Stuart could be lamenting this development and his quote could be a warning to interactive publishers. If so, however, I think the quote might read "We are afraid this is just the beginning," or, groan, "Sorry to say, advertisers are serious this time." Instead, it appears Stuart is selling something and extending an invitation to advertisers to start insisting on standards. He is urging them on: who will join us? Who will help send the message to IAB membership and the broader interactive publishing community that transparency and validity are important, and we should be leading, not following, as industry participants dependent on ad revenue, today and tomorrow?

I say good for Greg Stuart and good for the IAB!

What a total pain, though, eh? Here's the CEO of the leading trade association representing interactive sellers, trying to leverage an agreement from a measly eight major marketers in order to compel his constituents to sign up for a transparent and valid business environment. Ugh. With some fanfare, the IAB issued ad measurement and certification and auditing guidelines back in 2004. Two years later, eight major marketers have announced the guidelines count, and you can practically feel people yawning: eight major marketers. Piffle. Wake me when it's 500.

I wonder why the announcement wasn't that the entire IAB membership had, at last, implemented the ad measurement guidelines issued by the IAB in 2004. In which case, Greg Stuart, CEO, might have said, "It is imperative as an industry that we continue to strive for the highest levels of transparency and validity. The burden of leadership in this regard is on the publishing community, and I'm proud to say that the IAB's entire membership, representing 86 percent of all ad revenue online, has fully implemented the 2004 guidelines. We urge all interactive publishers to follow." (Full disclosure: that would include my company, Burst Media, not a member of the IAB but a provider audited and system-certified for six years by BPA Worldwide).
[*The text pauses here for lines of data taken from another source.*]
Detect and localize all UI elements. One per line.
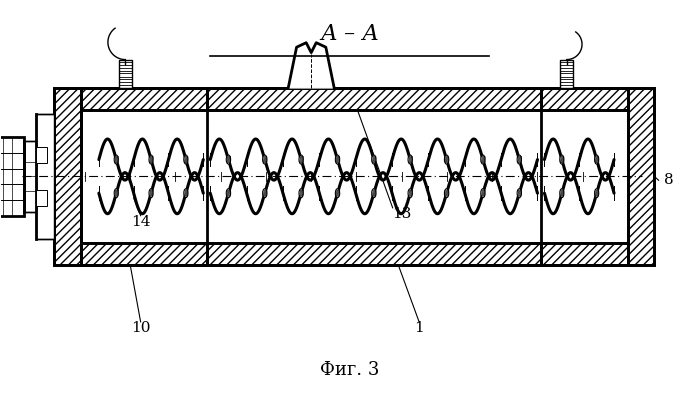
Ellipse shape <box>226 189 231 198</box>
Ellipse shape <box>263 189 267 198</box>
Bar <box>207 243 541 265</box>
Bar <box>82 243 207 265</box>
Ellipse shape <box>408 155 412 164</box>
Bar <box>36 147 47 163</box>
Bar <box>119 68 132 71</box>
Ellipse shape <box>408 189 412 198</box>
Bar <box>54 88 82 265</box>
Bar <box>560 79 573 82</box>
Bar <box>119 59 132 88</box>
Ellipse shape <box>299 189 303 198</box>
Text: 13: 13 <box>392 207 412 221</box>
Text: 14: 14 <box>131 215 150 228</box>
Bar <box>119 85 132 88</box>
Text: 8: 8 <box>663 173 673 187</box>
Bar <box>119 74 132 76</box>
Ellipse shape <box>263 155 267 164</box>
Bar <box>207 110 541 243</box>
Bar <box>560 62 573 65</box>
Bar <box>541 88 628 110</box>
Ellipse shape <box>481 189 485 198</box>
Ellipse shape <box>445 189 449 198</box>
Ellipse shape <box>149 155 153 164</box>
Ellipse shape <box>336 155 340 164</box>
Bar <box>541 88 628 110</box>
Text: 1: 1 <box>415 321 424 335</box>
Ellipse shape <box>595 189 599 198</box>
Bar <box>36 114 54 239</box>
Ellipse shape <box>114 155 118 164</box>
Bar <box>119 62 132 65</box>
Ellipse shape <box>299 155 303 164</box>
Text: А – А: А – А <box>320 23 379 45</box>
Bar <box>560 74 573 76</box>
Bar <box>0 137 24 216</box>
Bar <box>628 88 654 265</box>
Ellipse shape <box>560 155 564 164</box>
Bar <box>82 88 207 110</box>
Ellipse shape <box>149 189 153 198</box>
Text: Фиг. 3: Фиг. 3 <box>320 361 379 379</box>
Bar <box>119 79 132 82</box>
Text: 9: 9 <box>26 160 36 173</box>
Ellipse shape <box>372 155 376 164</box>
Bar <box>541 243 628 265</box>
Ellipse shape <box>184 189 188 198</box>
Bar <box>24 141 36 212</box>
Bar <box>207 88 541 110</box>
Ellipse shape <box>595 155 599 164</box>
Ellipse shape <box>372 189 376 198</box>
Bar <box>541 110 628 243</box>
Ellipse shape <box>336 189 340 198</box>
Bar <box>207 243 541 265</box>
Bar <box>82 243 207 265</box>
Ellipse shape <box>517 189 521 198</box>
Bar <box>541 243 628 265</box>
Ellipse shape <box>114 189 118 198</box>
Bar <box>36 190 47 206</box>
Bar <box>560 68 573 71</box>
Ellipse shape <box>560 189 564 198</box>
Bar <box>628 88 654 265</box>
Bar <box>54 88 82 265</box>
Ellipse shape <box>481 155 485 164</box>
Bar <box>82 88 207 110</box>
Polygon shape <box>288 43 334 88</box>
Ellipse shape <box>445 155 449 164</box>
Bar <box>82 110 207 243</box>
Ellipse shape <box>184 155 188 164</box>
Ellipse shape <box>517 155 521 164</box>
Ellipse shape <box>226 155 231 164</box>
Bar <box>560 59 573 88</box>
Bar <box>560 85 573 88</box>
Bar <box>207 88 541 110</box>
Text: 10: 10 <box>131 321 150 335</box>
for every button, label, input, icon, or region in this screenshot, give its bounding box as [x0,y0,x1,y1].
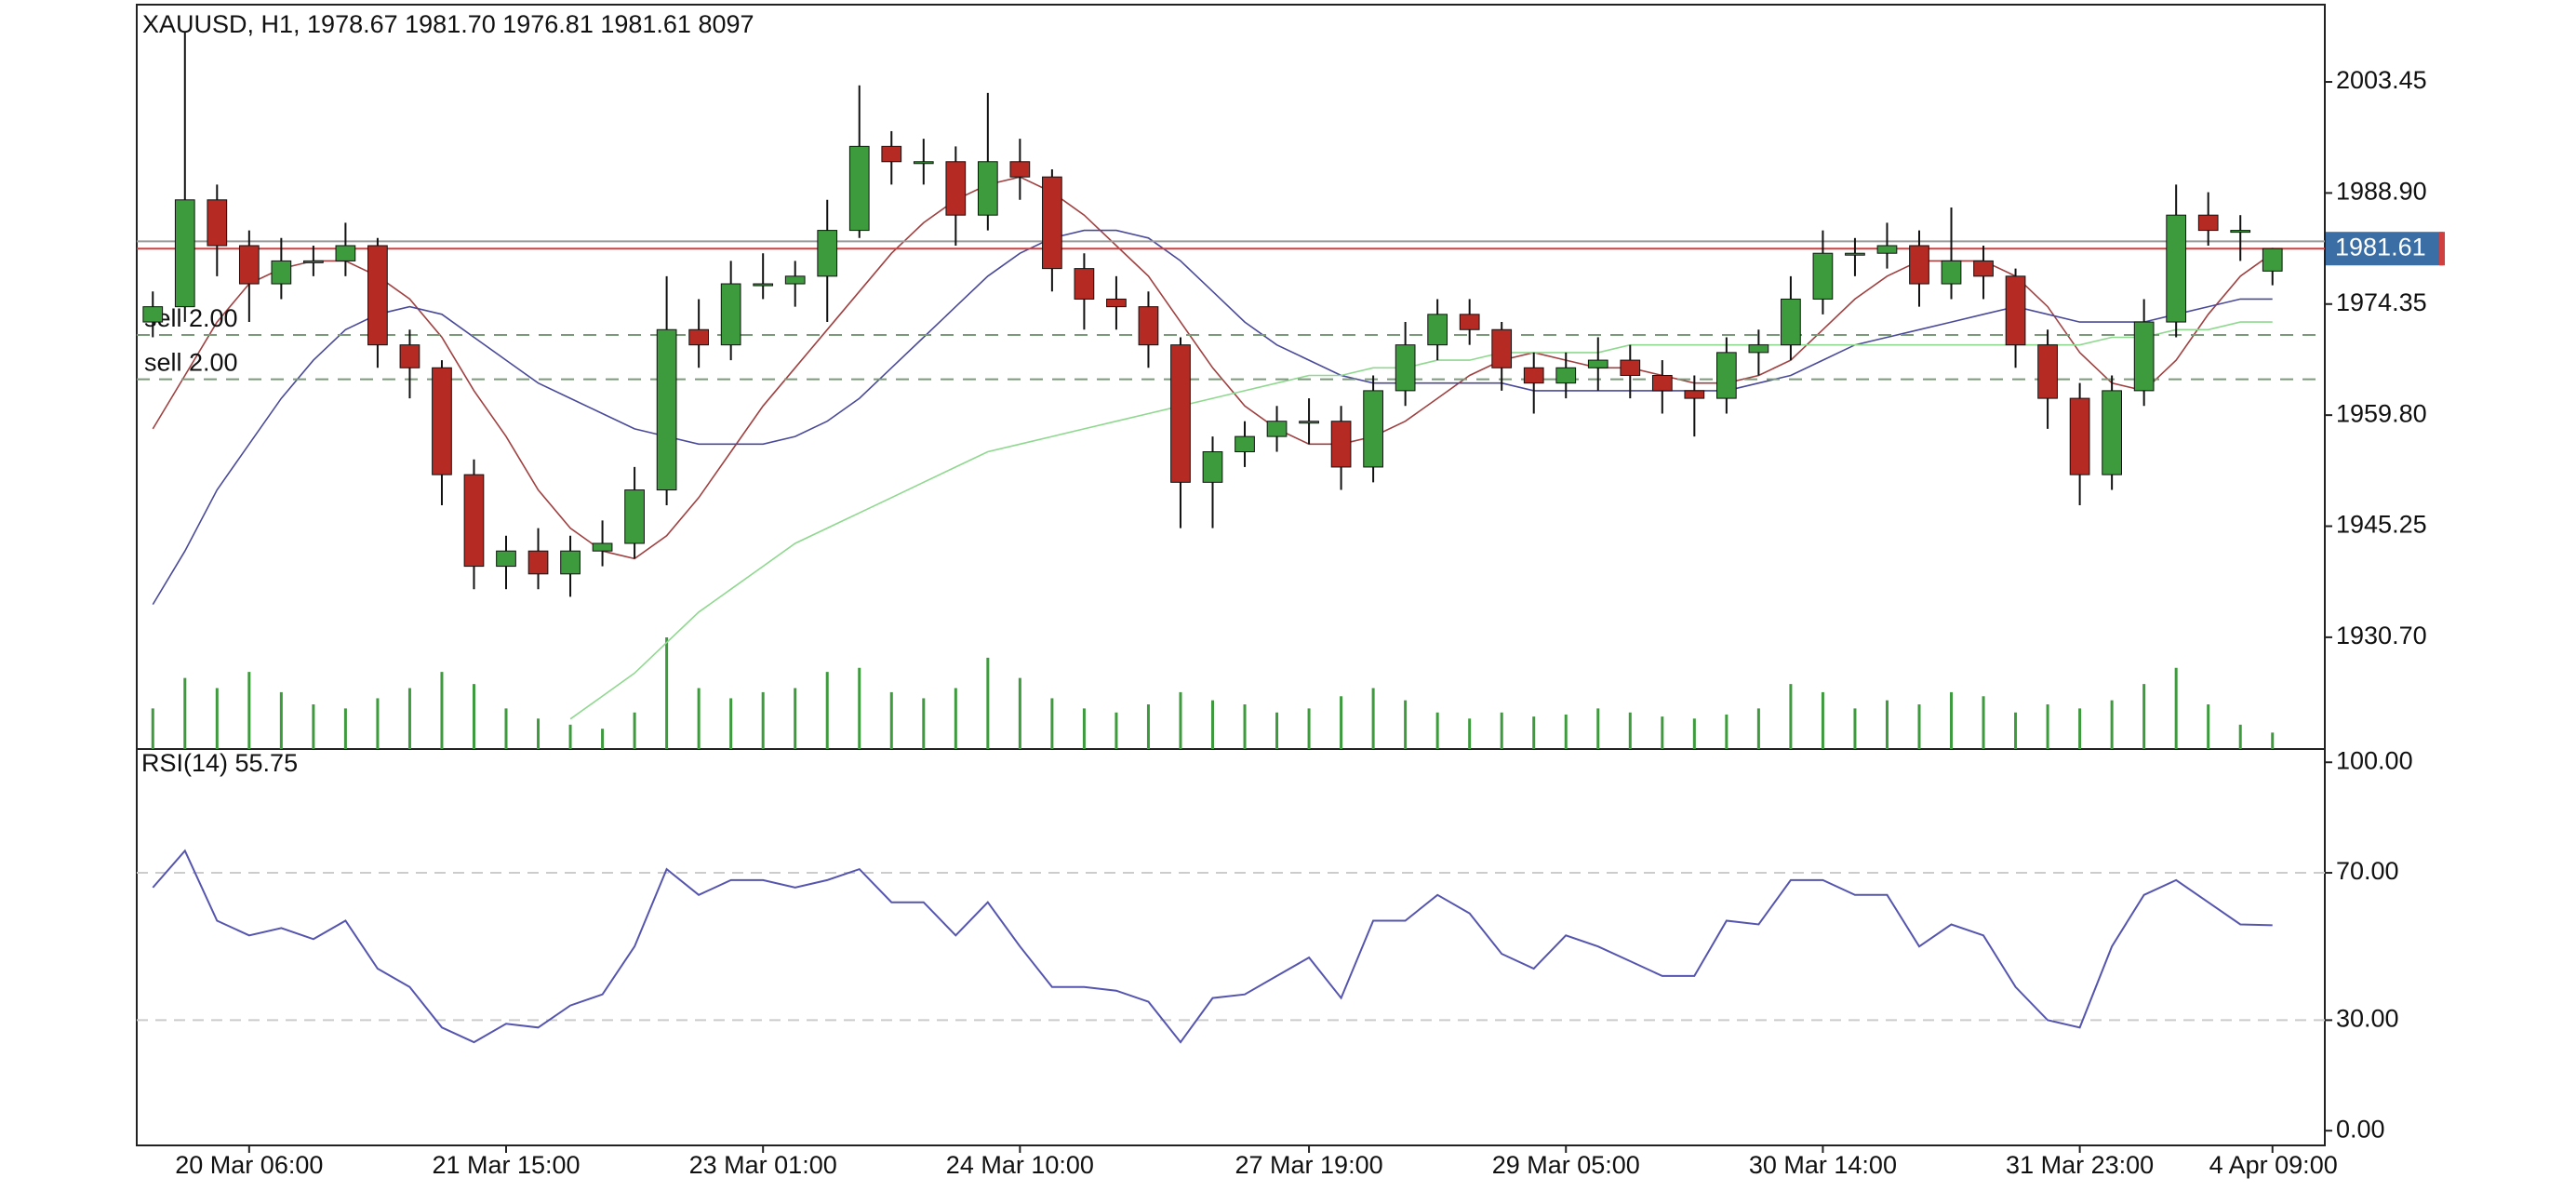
candle-body [2037,344,2058,399]
candle-body [592,542,613,552]
candle-body [1042,176,1062,270]
x-tick-label: 24 Mar 10:00 [946,1151,1094,1179]
candle-body [1812,252,1834,300]
candle-body [2069,397,2090,475]
candle-body [1651,374,1673,392]
candle-body [527,550,549,575]
candle-body [463,474,485,568]
x-tick-label: 21 Mar 15:00 [432,1151,580,1179]
price-tag-label: 1981.61 [2335,233,2426,261]
candle-body [432,367,452,475]
y-tick-label: 30.00 [2336,1005,2399,1033]
candle-body [977,161,998,216]
candle-body [2230,230,2251,234]
candle-body [784,275,806,285]
moving-average [152,229,2273,606]
candle-body [1299,421,1319,424]
candle-body [1427,314,1448,346]
y-tick-label: 2003.45 [2336,66,2427,94]
candle-body [1876,245,1898,254]
candle-body [2262,248,2283,272]
candle-body [560,550,581,575]
candle-body [1106,298,1127,308]
candle-body [1202,451,1223,483]
moving-average [569,321,2273,720]
candle-body [1235,435,1255,453]
candle-body [2102,390,2122,475]
y-tick-label: 70.00 [2336,857,2399,885]
x-tick-label: 23 Mar 01:00 [689,1151,837,1179]
x-tick-label: 31 Mar 23:00 [2006,1151,2154,1179]
candle-body [1330,421,1352,468]
candle-body [1363,390,1383,468]
candle-body [1074,268,1095,300]
candle-body [881,145,902,163]
order-label: sell 2.00 [144,349,238,377]
candle-body [817,230,838,277]
candle-body [174,199,195,308]
candle-body [2133,321,2155,392]
candle-body [1973,260,1994,277]
y-tick-label: 1930.70 [2336,622,2427,649]
y-tick-label: 100.00 [2336,746,2413,774]
y-tick-label: 0.00 [2336,1115,2385,1143]
candle-body [303,260,324,263]
candle-body [913,161,934,165]
candle-body [2197,214,2219,232]
y-tick-label: 1974.35 [2336,288,2427,316]
candle-body [656,328,677,491]
candle-body [1491,328,1513,368]
candle-body [1684,390,1705,399]
candle-body [1587,359,1608,368]
rsi-line [152,849,2273,1044]
candle-body [688,328,709,346]
price-tag-edge [2439,232,2445,266]
chart-title: XAUUSD, H1, 1978.67 1981.70 1976.81 1981… [142,10,754,38]
candle-body [496,550,516,568]
x-tick-label: 29 Mar 05:00 [1492,1151,1640,1179]
candle-body [142,306,164,323]
candle-body [2166,214,2187,323]
y-tick-label: 1945.25 [2336,511,2427,539]
candle-body [1909,245,1929,285]
candle-body [399,344,420,368]
x-tick-label: 30 Mar 14:00 [1749,1151,1897,1179]
candle-body [624,489,645,544]
y-tick-label: 1988.90 [2336,178,2427,206]
candle-body [1266,421,1288,437]
candle-body [1138,306,1159,346]
x-tick-label: 20 Mar 06:00 [175,1151,323,1179]
frame [136,4,2326,1146]
candle-body [1170,344,1191,483]
candle-body [1845,252,1865,256]
candle-body [1620,359,1641,376]
candle-body [238,245,260,285]
y-tick-label: 1959.80 [2336,399,2427,427]
candle-body [1716,352,1737,399]
candle-body [945,161,967,216]
candle-body [720,283,741,346]
candle-body [2005,275,2026,346]
candle-body [1459,314,1480,330]
candle-body [271,260,292,285]
candle-body [1748,344,1769,354]
candle-body [367,245,388,346]
candle-body [753,283,774,287]
price-tag [2326,232,2443,266]
candle-body [1941,260,1962,285]
indicator-title: RSI(14) 55.75 [141,749,298,777]
candle-body [848,145,870,232]
candle-body [1395,344,1416,392]
candle-body [1781,298,1801,346]
candle-body [207,199,228,247]
candle-body [335,245,356,261]
x-tick-label: 27 Mar 19:00 [1235,1151,1383,1179]
x-tick-label: 4 Apr 09:00 [2209,1151,2338,1179]
candle-body [1555,367,1577,384]
candle-body [1523,367,1544,384]
candle-body [1009,161,1031,178]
The opposite could be true, of course. The IAB could be assuring its members that their investment in auditing and measurement over the last two years will not be in vain. Marketers are finally choosing to discriminate. I think it would be clearer to all of us, however, if we knew the preponderance of publishers were compliant, on their own or through third-party ad servers. Instead, only a handful of "leading" publishers and ad servers are ever mentioned, implying that all are not aboard who may come aboard.

Admittedly, this is all somewhat idle blather with a goal maybe (presuming the most) to help the IAB bait buyers and sellers into caring about audit standards. Truthfully, as we know, the marketplace will determine on its own when transparency and validity really matter, and that will be when there are enough buyers spending enough money. That may be even more interesting by itself, because clearly we haven't reached that point yet on the display advertising side. Amazing: several billion dollars isn't enough to move hearts and minds. In contrast, click fraud has people practically knocking each other down in the aisles at paid search conferences. Several billion dollars in that business means a lot. Long-term, the contrast in current requirements points to a substantially bigger display advertising marketplace online.

We won't hear from Greg Stuart about this again in his capacity as CEO at the IAB, however. He resigned this week.